Почтеннейший Павел Петрович почитался сердцеведом и великодушным советником во всех трудных расчетах и скользких обстоятельствах. Он как бы играл в сердце своем, стараясь уж во что бы то ни стало укротить «дух» страдавшего брата — то ли лаской, то ли обещанием, то ли разумным и необходимым испытанием судьбы, как выражался он возвышенно и с должным сокрушением. И при этом он выказывал столько чувства и столько уважения, что испытуемый, слыша его тонкий голосок (не голосок, а чистая флейта) и глядя в его глаза, дрожавшие на розовато-бритом и довольном лице, начинал верить в свое настоящее счастье, которого он и не подозревал никогда, то есть в неизбежность и полезность посылаемых ему Павлом Петровичем испытаний.

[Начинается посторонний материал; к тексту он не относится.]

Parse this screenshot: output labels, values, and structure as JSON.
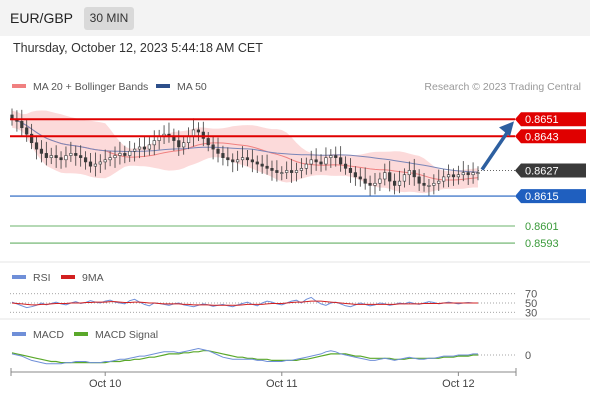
{
  "header": {
    "symbol": "EUR/GBP",
    "timeframe": "30 MIN"
  },
  "datetime": "Thursday, October 12, 2023 5:44:18 AM CET",
  "attribution": "Research © 2023 Trading Central",
  "colors": {
    "candle_up": "#3a3a3a",
    "candle_down": "#3a3a3a",
    "bollinger_fill": "#fbd3d3",
    "ma20": "#f08080",
    "ma50": "#7a86b8",
    "resistance": "#e00000",
    "pivot": "#3a3a3a",
    "support1": "#1f5fbf",
    "support_green": "#3a9a3a",
    "arrow": "#2d5fa0",
    "rsi": "#6f8fd8",
    "rsi_ma": "#d22020",
    "macd": "#6f8fd8",
    "macd_signal": "#5aa82a"
  },
  "chart_data": [
    {
      "type": "candlestick",
      "legend": [
        {
          "name": "MA 20 + Bollinger Bands",
          "color": "#f08080"
        },
        {
          "name": "MA 50",
          "color": "#2d4f8a"
        }
      ],
      "ylim": [
        0.8586,
        0.866
      ],
      "x_ticks": [
        {
          "label": "Oct 10",
          "index": 19
        },
        {
          "label": "Oct 11",
          "index": 55
        },
        {
          "label": "Oct 12",
          "index": 91
        }
      ],
      "current_price": "0.8627",
      "levels": [
        {
          "label": "0.8651",
          "value": 0.8651,
          "kind": "resistance"
        },
        {
          "label": "0.8643",
          "value": 0.8643,
          "kind": "resistance"
        },
        {
          "label": "0.8627",
          "value": 0.8627,
          "kind": "pivot"
        },
        {
          "label": "0.8615",
          "value": 0.8615,
          "kind": "support"
        },
        {
          "label": "0.8601",
          "value": 0.8601,
          "kind": "minor"
        },
        {
          "label": "0.8593",
          "value": 0.8593,
          "kind": "minor"
        }
      ],
      "closes": [
        0.8651,
        0.865,
        0.8647,
        0.8644,
        0.864,
        0.8637,
        0.8635,
        0.8633,
        0.8634,
        0.8633,
        0.8632,
        0.8634,
        0.8635,
        0.8634,
        0.8633,
        0.8631,
        0.8629,
        0.863,
        0.8631,
        0.8632,
        0.8633,
        0.8634,
        0.8635,
        0.8634,
        0.8636,
        0.8637,
        0.8638,
        0.8637,
        0.8639,
        0.8641,
        0.8643,
        0.8644,
        0.8643,
        0.8641,
        0.8638,
        0.864,
        0.8643,
        0.8646,
        0.8645,
        0.8642,
        0.8639,
        0.8637,
        0.8635,
        0.8633,
        0.8632,
        0.8631,
        0.8632,
        0.8633,
        0.8632,
        0.8631,
        0.863,
        0.8629,
        0.8628,
        0.8627,
        0.8626,
        0.8626,
        0.8627,
        0.8626,
        0.8627,
        0.8628,
        0.863,
        0.8632,
        0.8631,
        0.863,
        0.8633,
        0.8634,
        0.8633,
        0.863,
        0.8628,
        0.8626,
        0.8624,
        0.8623,
        0.8621,
        0.862,
        0.8621,
        0.8623,
        0.8626,
        0.8622,
        0.862,
        0.8622,
        0.8625,
        0.8627,
        0.8624,
        0.8621,
        0.862,
        0.862,
        0.8621,
        0.8622,
        0.8624,
        0.8625,
        0.8624,
        0.8625,
        0.8626,
        0.8625,
        0.8626,
        0.8626
      ]
    },
    {
      "type": "line",
      "legend": [
        {
          "name": "RSI",
          "color": "#6f8fd8"
        },
        {
          "name": "9MA",
          "color": "#d22020"
        }
      ],
      "ylim": [
        22,
        78
      ],
      "y_ticks": [
        "70",
        "50",
        "30"
      ],
      "rsi": [
        52,
        48,
        44,
        40,
        42,
        45,
        50,
        46,
        49,
        52,
        48,
        46,
        50,
        53,
        49,
        51,
        55,
        52,
        50,
        54,
        56,
        52,
        50,
        48,
        55,
        58,
        52,
        47,
        44,
        50,
        49,
        47,
        45,
        48,
        50,
        46,
        44,
        42,
        45,
        48,
        46,
        43,
        45,
        47,
        44,
        42,
        46,
        49,
        52,
        47,
        44,
        50,
        54,
        52,
        48,
        46,
        50,
        54,
        56,
        50,
        58,
        62,
        54,
        48,
        45,
        50,
        52,
        48,
        44,
        42,
        46,
        50,
        47,
        44,
        46,
        50,
        48,
        45,
        47,
        50,
        48,
        52,
        49,
        47,
        50,
        53,
        51,
        48,
        50,
        52,
        50,
        48,
        50,
        51,
        50,
        50
      ],
      "ma9": [
        50,
        49,
        48,
        47,
        46,
        46,
        47,
        47,
        48,
        49,
        49,
        49,
        50,
        50,
        50,
        51,
        51,
        52,
        52,
        52,
        53,
        53,
        52,
        51,
        51,
        52,
        52,
        51,
        50,
        50,
        49,
        48,
        48,
        48,
        48,
        47,
        47,
        46,
        46,
        46,
        46,
        45,
        45,
        45,
        45,
        45,
        45,
        46,
        47,
        47,
        47,
        47,
        48,
        49,
        49,
        49,
        50,
        51,
        52,
        52,
        53,
        54,
        54,
        54,
        53,
        52,
        51,
        50,
        49,
        48,
        47,
        47,
        47,
        47,
        47,
        47,
        47,
        47,
        47,
        48,
        48,
        48,
        48,
        48,
        49,
        49,
        49,
        49,
        50,
        50,
        50,
        50,
        50,
        50,
        50,
        50
      ]
    },
    {
      "type": "line",
      "legend": [
        {
          "name": "MACD",
          "color": "#6f8fd8"
        },
        {
          "name": "MACD Signal",
          "color": "#5aa82a"
        }
      ],
      "ylim": [
        -0.0012,
        0.0012
      ],
      "y_ticks": [
        "0"
      ],
      "macd": [
        0.0001,
        0.0,
        -0.0001,
        -0.0003,
        -0.0005,
        -0.0006,
        -0.0007,
        -0.0008,
        -0.0008,
        -0.0008,
        -0.0008,
        -0.0007,
        -0.0007,
        -0.0006,
        -0.0006,
        -0.0006,
        -0.0007,
        -0.0007,
        -0.0007,
        -0.0006,
        -0.0006,
        -0.0005,
        -0.0004,
        -0.0004,
        -0.0003,
        -0.0002,
        -0.0001,
        -0.0001,
        0.0,
        0.0001,
        0.0002,
        0.0003,
        0.0003,
        0.0003,
        0.0002,
        0.0003,
        0.0004,
        0.0005,
        0.0006,
        0.0005,
        0.0004,
        0.0002,
        0.0,
        -0.0002,
        -0.0003,
        -0.0004,
        -0.0004,
        -0.0004,
        -0.0004,
        -0.0004,
        -0.0005,
        -0.0005,
        -0.0006,
        -0.0006,
        -0.0006,
        -0.0006,
        -0.0005,
        -0.0005,
        -0.0004,
        -0.0003,
        -0.0002,
        -0.0001,
        0.0,
        0.0001,
        0.0003,
        0.0004,
        0.0003,
        0.0001,
        0.0,
        -0.0001,
        -0.0002,
        -0.0003,
        -0.0004,
        -0.0005,
        -0.0005,
        -0.0004,
        -0.0003,
        -0.0004,
        -0.0005,
        -0.0004,
        -0.0003,
        -0.0002,
        -0.0003,
        -0.0004,
        -0.0004,
        -0.0003,
        -0.0003,
        -0.0002,
        -0.0001,
        -0.0001,
        -0.0001,
        0.0,
        0.0,
        0.0,
        0.0001,
        0.0001
      ],
      "signal": [
        0.0002,
        0.0001,
        0.0,
        -0.0001,
        -0.0002,
        -0.0003,
        -0.0004,
        -0.0005,
        -0.0006,
        -0.0006,
        -0.0007,
        -0.0007,
        -0.0007,
        -0.0007,
        -0.0007,
        -0.0007,
        -0.0007,
        -0.0007,
        -0.0007,
        -0.0007,
        -0.0006,
        -0.0006,
        -0.0006,
        -0.0005,
        -0.0005,
        -0.0004,
        -0.0004,
        -0.0003,
        -0.0002,
        -0.0002,
        -0.0001,
        0.0,
        0.0001,
        0.0001,
        0.0001,
        0.0002,
        0.0002,
        0.0003,
        0.0003,
        0.0004,
        0.0004,
        0.0003,
        0.0002,
        0.0001,
        0.0,
        -0.0001,
        -0.0002,
        -0.0002,
        -0.0003,
        -0.0003,
        -0.0004,
        -0.0004,
        -0.0004,
        -0.0005,
        -0.0005,
        -0.0005,
        -0.0005,
        -0.0005,
        -0.0005,
        -0.0004,
        -0.0004,
        -0.0003,
        -0.0002,
        -0.0001,
        0.0,
        0.0001,
        0.0001,
        0.0001,
        0.0001,
        0.0,
        -0.0001,
        -0.0001,
        -0.0002,
        -0.0003,
        -0.0003,
        -0.0003,
        -0.0003,
        -0.0003,
        -0.0004,
        -0.0004,
        -0.0004,
        -0.0003,
        -0.0003,
        -0.0003,
        -0.0003,
        -0.0003,
        -0.0003,
        -0.0003,
        -0.0002,
        -0.0002,
        -0.0002,
        -0.0001,
        -0.0001,
        -0.0001,
        0.0,
        0.0
      ]
    }
  ]
}
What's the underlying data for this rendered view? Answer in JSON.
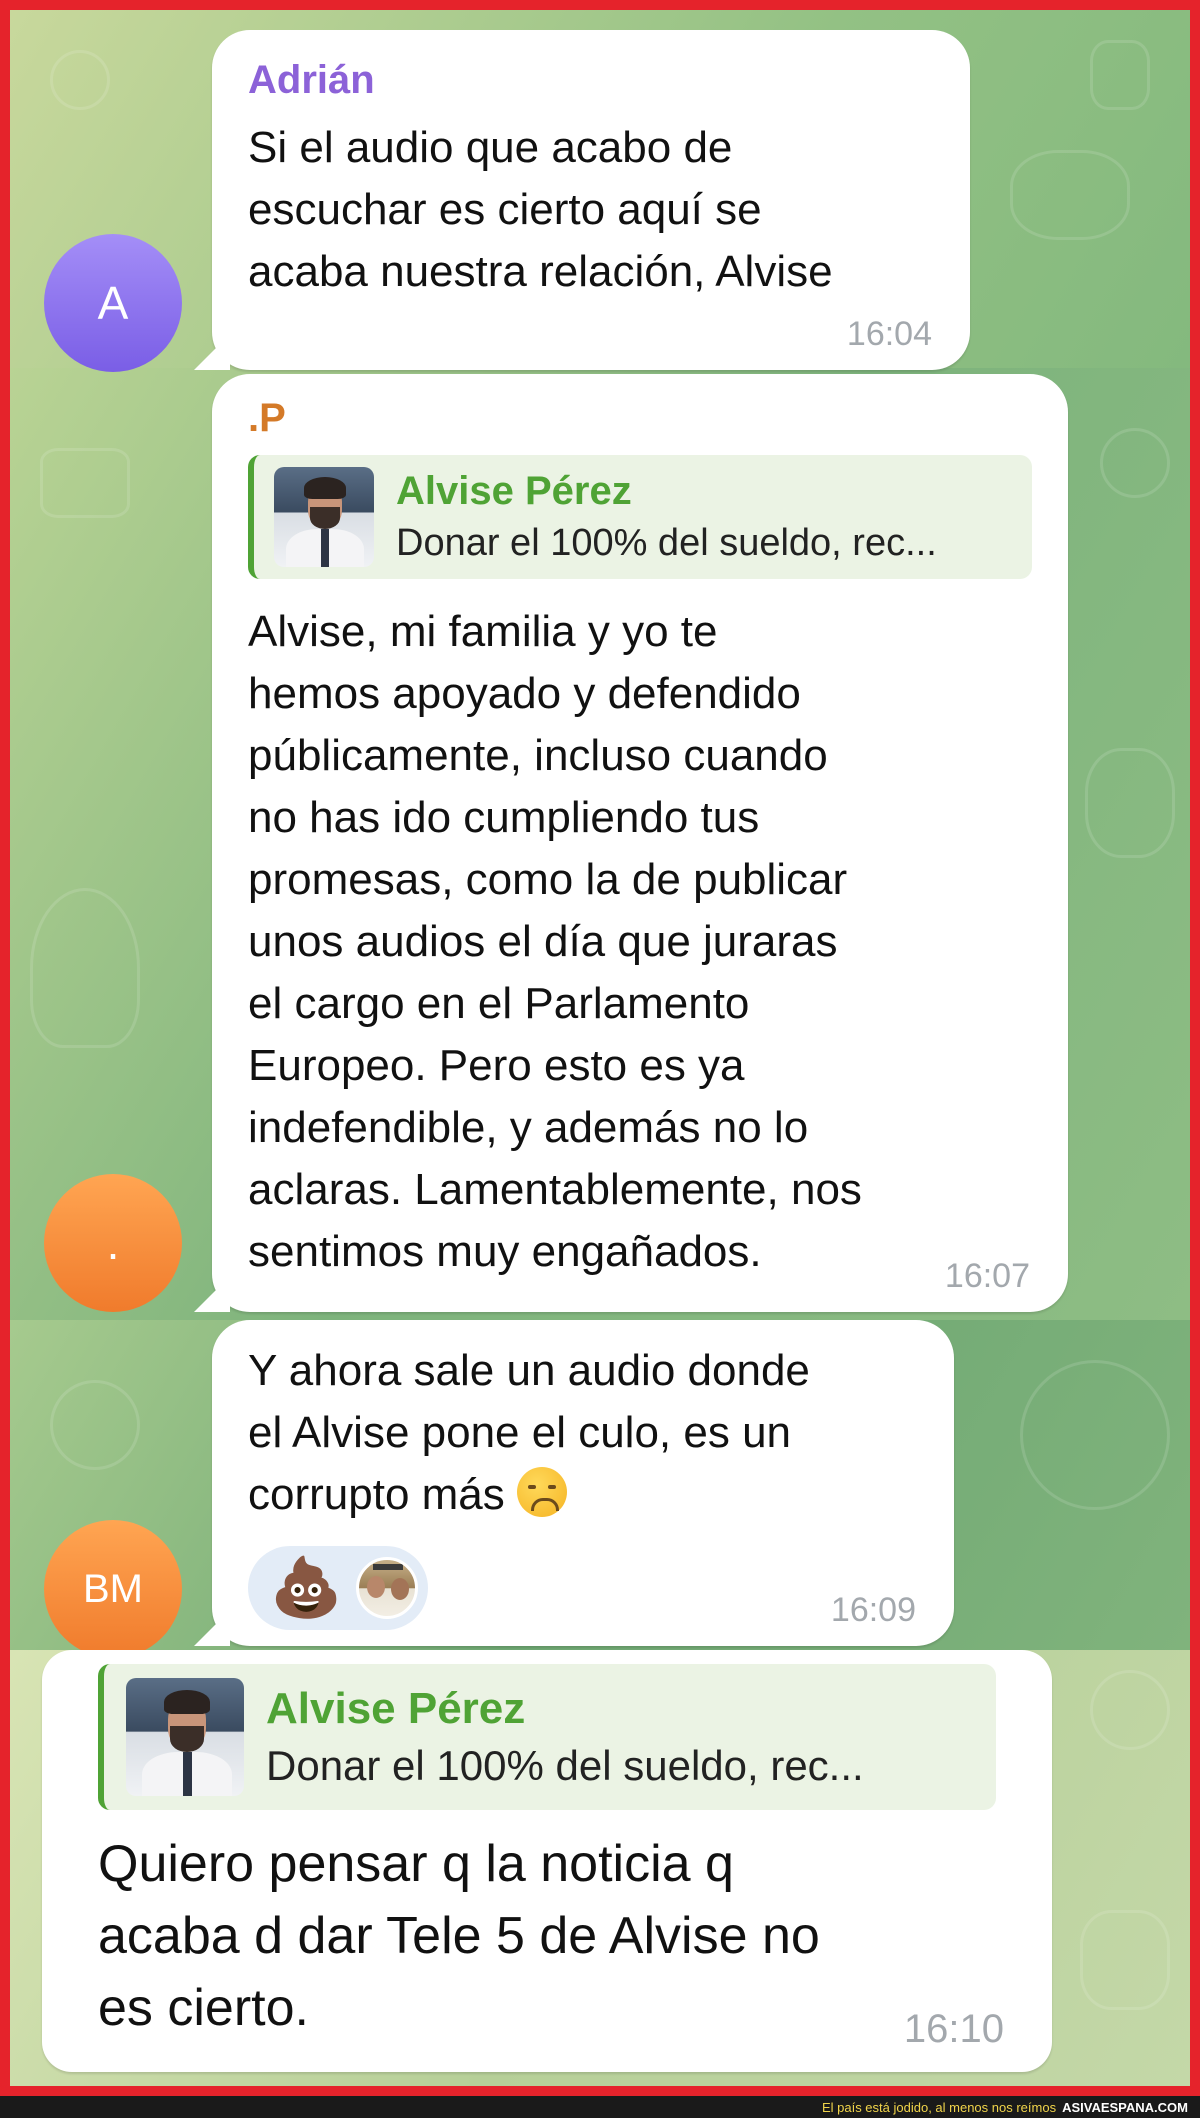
{
  "messages": [
    {
      "sender": "Adrián",
      "avatar_initials": "A",
      "text": "Si el audio que acabo de\nescuchar es cierto aquí se\nacaba nuestra relación, Alvise",
      "time": "16:04",
      "name_color": "#8c62d8",
      "avatar_color": "#8f76ef"
    },
    {
      "sender": ".P",
      "avatar_initials": ".",
      "reply": {
        "name": "Alvise Pérez",
        "snippet": "Donar el 100% del sueldo, rec..."
      },
      "text": "Alvise, mi familia y yo te\nhemos apoyado y defendido\npúblicamente, incluso cuando\nno has ido cumpliendo tus\npromesas, como la de publicar\nunos audios el día que juraras\nel cargo en el Parlamento\nEuropeo. Pero esto es ya\nindefendible, y además no lo\naclaras. Lamentablemente, nos\nsentimos muy engañados.",
      "time": "16:07",
      "name_color": "#d47a28",
      "avatar_color": "#f58c3a"
    },
    {
      "avatar_initials": "BM",
      "text": "Y ahora sale un audio donde\nel Alvise pone el culo, es un\ncorrupto más",
      "emoji": "disappointed-face",
      "reactions": [
        "💩"
      ],
      "time": "16:09",
      "avatar_color": "#f58c3a"
    },
    {
      "reply": {
        "name": "Alvise Pérez",
        "snippet": "Donar el 100% del sueldo, rec..."
      },
      "text": "Quiero pensar q la noticia q\nacaba d dar Tele 5 de Alvise no\nes cierto.",
      "time": "16:10"
    }
  ],
  "footer": {
    "tagline": "El país está jodido, al menos nos reímos",
    "site": "ASIVAESPANA.COM"
  },
  "colors": {
    "frame_border": "#e5232b",
    "reply_accent": "#4fa335",
    "bubble": "#ffffff"
  }
}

Федора Михайловича он не замедлил, вслед за другими арестованными, вызвать на допрос. Он сидел в комендантском здании за длинным столом, привезенным вместе с прочей мебелью из министерства внутренних дел, причем, как всегда в важных случаях, был обязательно во фраке и со звездой на груди.

Рядом с ним сидели генерал Ростовцев и чиновник, присланный для секретарских обязанностей, а чуть поодаль, как бы нечаянно и между прочим наблюдая, чинно расположился Иван Петрович Липранди со склоненной головой и в задумчивом молчании. Иван Петрович был вызван в комиссию в качестве знатока дела, и ему поручено было составить в письменном виде свое мнение по поводу раскрытого общества и разъяснение непонятных обстоятельств, а комиссия Голицына упросила принять высшее руководство в разборе документов, в чем Иван Петрович считался завзятым мастером и на что великодушно согласился.

Гагарин мечтательно навел глаза на Федора Михайловича. Казалось, будто он только что, вот сию минуту, немного где-то в уголке всплакнул и еле-еле успел вытереть слезы — так чувствительно-розоваты были его глаза, обращенные к стоявшему перед ним сочинителю Достоевскому…

Прежде всего он заметил:

— В ближайшем времени вам позволено будет читать и писать. В этом не должно быть вам отказа.

Сообщение это привело Федора Михайловича положительно в восторг. Он с благодарностью взглянул на щедрого князя и даже, сам того не заметя, от удовольствия потер руки одну о другую.

Но Гагарин на этом не остановился. Он сообщил Федору Михайловичу еще одну и умилительную новость:

— Брат ваш, Михаил, будет отпущен на свободу, и не позже, чем завтра.